We gaan deze les niet meteen aan de slag met distress inkten, maar we gaan deze inkten combineren met andere inkten, stempels en technieken. We beginnen met embossingpoeder.
Embossingpoeder poeder is een enamel poeder wat smelt onder hoge temperaturen. Dit poeder wordt verkocht onder verschillende benamingen (UTEE, Embossingpowder en Embossingpoeder) en soorten. Voor de techniek die we vandaag gaan behandelen is fijn of ultrafijn embossingpoeder het beste. Dit poeder plakt op bepaalde inkten. Hiermee is het mogelijk om een verhoogde (vandaar de naam embossingpoeder) en glanzende afdruk van een stempel te maken. Een bijkomend voordeel van embossingpoeder is dat het inkt afweert. Dit wordt de resist techniek genoemd. In combinatie met distress inkt geeft dit mooie resultaten.
Wat heb je nodig
- Embossing poeder
- Stempels
- Heattool
- kladpapiertje (om het poeder mee terug te gieten in het potje)
- Versamark inkt of embossing inkt
- Embossing buddy of powder tool (optioneel)
- Klein kwastje (optioneel)
- pincet (om kleine papiertjes mee vast te houden zodat je je vingers niet verbrandt.
- Craftsheet of hittebestendige ondergrond
Voor het beste resultaat begin je met het preppen van je ondergrond. Ga je werken op een ondergrond die je zojuist behandelt heb met distress inkten, dan ga je eerst testen of je ondergrond droog genoeg is. Dit doe je door over je hele papier embossingpoeder te strooien. Blijft er nergens poeder zitten, dan is je papier voldoende gedroogd voor een goed resultaat. Blijft er wel poeder zitten, veeg dit er dan af met een zacht penseel en droog je achtergrond met een heattool. Herhaal deze stap net zo lang tot er geen poeder meer op je achtergrond blijft zitten.
Vervolgens haal je een embossingbuddy (Dit is een zakje gevuld met talkpoeder) over je papier heen of een powder tool. Hiermee verwijder je vette vingers en wordt het papier minder statisch. Mocht je dit niet in huis hebben, kun je deze stap overslaan. Mocht er poeder op een plek zitten waar je het niet wilt hebben. dan kun je deze verwijderen met een zacht penseeltje.
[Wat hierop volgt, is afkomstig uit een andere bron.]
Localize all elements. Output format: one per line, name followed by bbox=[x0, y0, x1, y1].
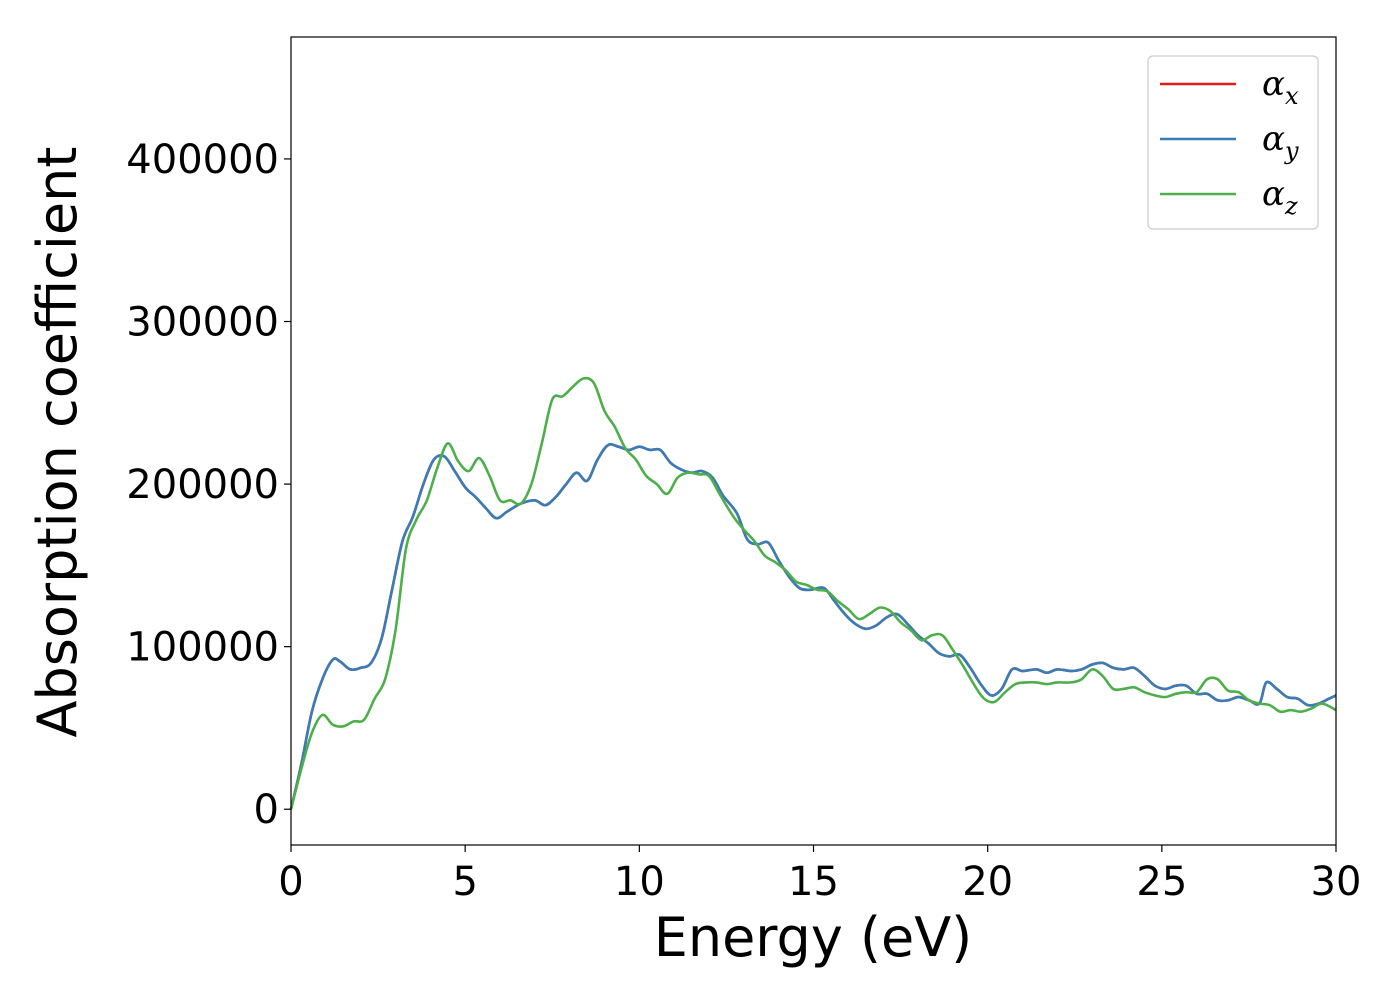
x-tick-label: 10 bbox=[614, 859, 665, 905]
x-tick-label: 30 bbox=[1311, 859, 1362, 905]
x-axis-title: Energy (eV) bbox=[654, 906, 973, 969]
legend-box bbox=[1147, 55, 1319, 230]
y-tick-label: 300000 bbox=[126, 300, 279, 346]
series-line-alpha-y bbox=[289, 443, 1337, 810]
y-tick-label: 400000 bbox=[126, 137, 279, 183]
series-layer bbox=[289, 376, 1337, 810]
series-line-alpha-x bbox=[289, 443, 1337, 810]
x-tick-label: 25 bbox=[1136, 859, 1187, 905]
x-tick-label: 20 bbox=[962, 859, 1013, 905]
x-tick-label: 0 bbox=[278, 859, 303, 905]
x-axis: 0 5 10 15 20 25 30 bbox=[278, 845, 1361, 905]
y-tick-label: 200000 bbox=[126, 462, 279, 508]
y-axis: 0 100000 200000 300000 400000 bbox=[126, 137, 291, 833]
y-tick-label: 0 bbox=[254, 787, 279, 833]
y-tick-label: 100000 bbox=[126, 625, 279, 671]
y-axis-title: Absorption coefficient bbox=[26, 147, 89, 738]
x-tick-label: 15 bbox=[788, 859, 839, 905]
x-tick-label: 5 bbox=[452, 859, 477, 905]
series-line-alpha-z bbox=[289, 376, 1337, 810]
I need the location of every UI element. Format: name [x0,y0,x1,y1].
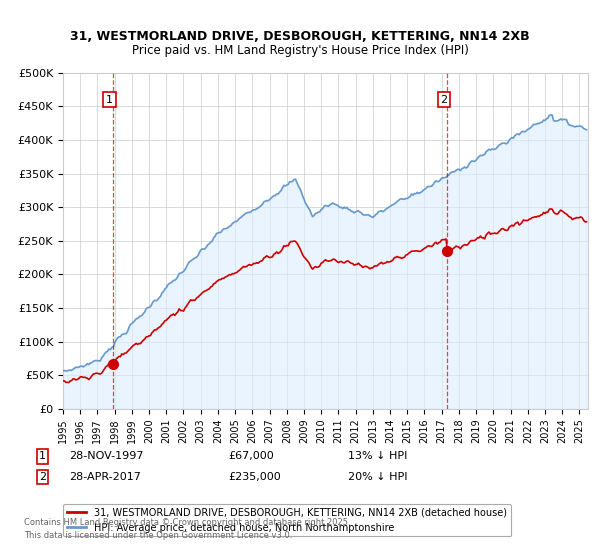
Text: 1: 1 [106,95,113,105]
Text: £235,000: £235,000 [228,472,281,482]
Text: 31, WESTMORLAND DRIVE, DESBOROUGH, KETTERING, NN14 2XB: 31, WESTMORLAND DRIVE, DESBOROUGH, KETTE… [70,30,530,43]
Text: 20% ↓ HPI: 20% ↓ HPI [348,472,407,482]
Text: 28-APR-2017: 28-APR-2017 [69,472,141,482]
Text: 2: 2 [440,95,448,105]
Text: Contains HM Land Registry data © Crown copyright and database right 2025.
This d: Contains HM Land Registry data © Crown c… [24,519,350,540]
Text: 1: 1 [39,451,46,461]
Text: 13% ↓ HPI: 13% ↓ HPI [348,451,407,461]
Text: 28-NOV-1997: 28-NOV-1997 [69,451,143,461]
Text: 2: 2 [39,472,46,482]
Text: Price paid vs. HM Land Registry's House Price Index (HPI): Price paid vs. HM Land Registry's House … [131,44,469,57]
Legend: 31, WESTMORLAND DRIVE, DESBOROUGH, KETTERING, NN14 2XB (detached house), HPI: Av: 31, WESTMORLAND DRIVE, DESBOROUGH, KETTE… [63,504,511,536]
Text: £67,000: £67,000 [228,451,274,461]
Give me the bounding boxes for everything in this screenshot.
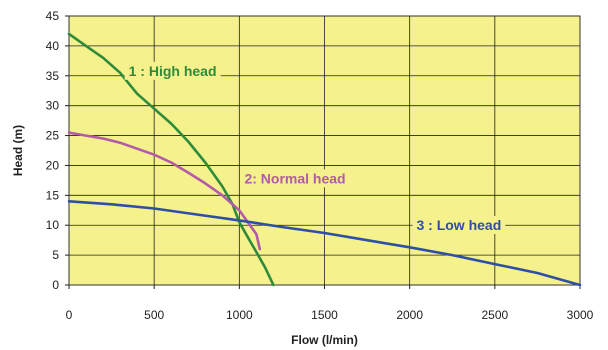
x-tick-label: 3000: [567, 308, 594, 322]
x-tick-label: 2500: [481, 308, 508, 322]
y-tick-label: 40: [46, 39, 60, 53]
series-line: [67, 32, 275, 287]
series-line: [67, 200, 582, 287]
x-tick-label: 500: [144, 308, 164, 322]
x-tick-labels: 0 500 1000 1500 2000 2500 3000: [66, 285, 594, 322]
x-tick-label: 0: [66, 308, 73, 322]
y-tick-label: 15: [46, 188, 60, 202]
series-label: 2: Normal head: [244, 170, 345, 186]
series-label-background: [240, 169, 350, 188]
series-label: 1 : High head: [129, 63, 217, 79]
y-tick-label: 10: [46, 218, 60, 232]
y-tick-label: 25: [46, 129, 60, 143]
series-annotations: 1 : High head 2: Normal head 3 : Low head: [124, 61, 506, 235]
series-label-background: [124, 61, 221, 80]
x-axis-title: Flow (l/min): [291, 333, 358, 347]
y-tick-label: 5: [52, 248, 59, 262]
y-tick-labels: 0 5 10 15 20 25 30 35 40 45: [46, 9, 69, 292]
y-tick-label: 35: [46, 69, 60, 83]
y-axis-title: Head (m): [11, 125, 25, 176]
y-tick-label: 30: [46, 99, 60, 113]
series-label-background: [412, 216, 506, 235]
x-tick-label: 1500: [311, 308, 338, 322]
x-tick-label: 1000: [226, 308, 253, 322]
y-tick-label: 0: [52, 278, 59, 292]
series-label: 3 : Low head: [416, 217, 501, 233]
series-lines: [67, 32, 582, 287]
y-tick-label: 20: [46, 158, 60, 172]
x-tick-label: 2000: [396, 308, 423, 322]
y-tick-label: 45: [46, 9, 60, 23]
Nu gaan we stempelen. Druk je stempel af met versamark of embossing inkt. Dit is een inkt die plakkerig genoeg is, of lang genoeg nat blijft waarop embossingpoeder blijft zitten. Ook pigment inkten en de distress inkten zelf blijven lang genoeg nat om met embossingpoeder na te bewerken. Giet embossingpoeder over je afdruk en tik je ondergrond af op een kladpapiertje. Tik niet te hard waardoor er teveel embossingpoeder van je afdruk valt, maar ook niet zo zacht dat er teveel op blijft zitten. Vervolgens gaan we het poeder verhitten. Ik raad aan om je heattool eerst een beetje op te laten warmen voor je hem op je papier zet. Hiermee smelt je poeder sneller en voorkom je dat je papier gaat kromtrekken of verkleurd. Je kunt ook eventueel eerst de achterkant van je papier verhitten waardoor het poeder niet zo snel van je papier geblazen wordt.
Je gaat door met verhitten tot al je poeder gesmolten is en een mooie laag vormt. Hoe gladder je papier en hoe fijner je poeder hoe gladder je laag is. Laat je papier even afkoelen voordat je verder gaat.
Je kunt nu verschillende technieken toe gaan passen. Blenden, watercolor, packaging techniek etc. Overal waar je embossingpoeder zit, zal nu geen inkt komen.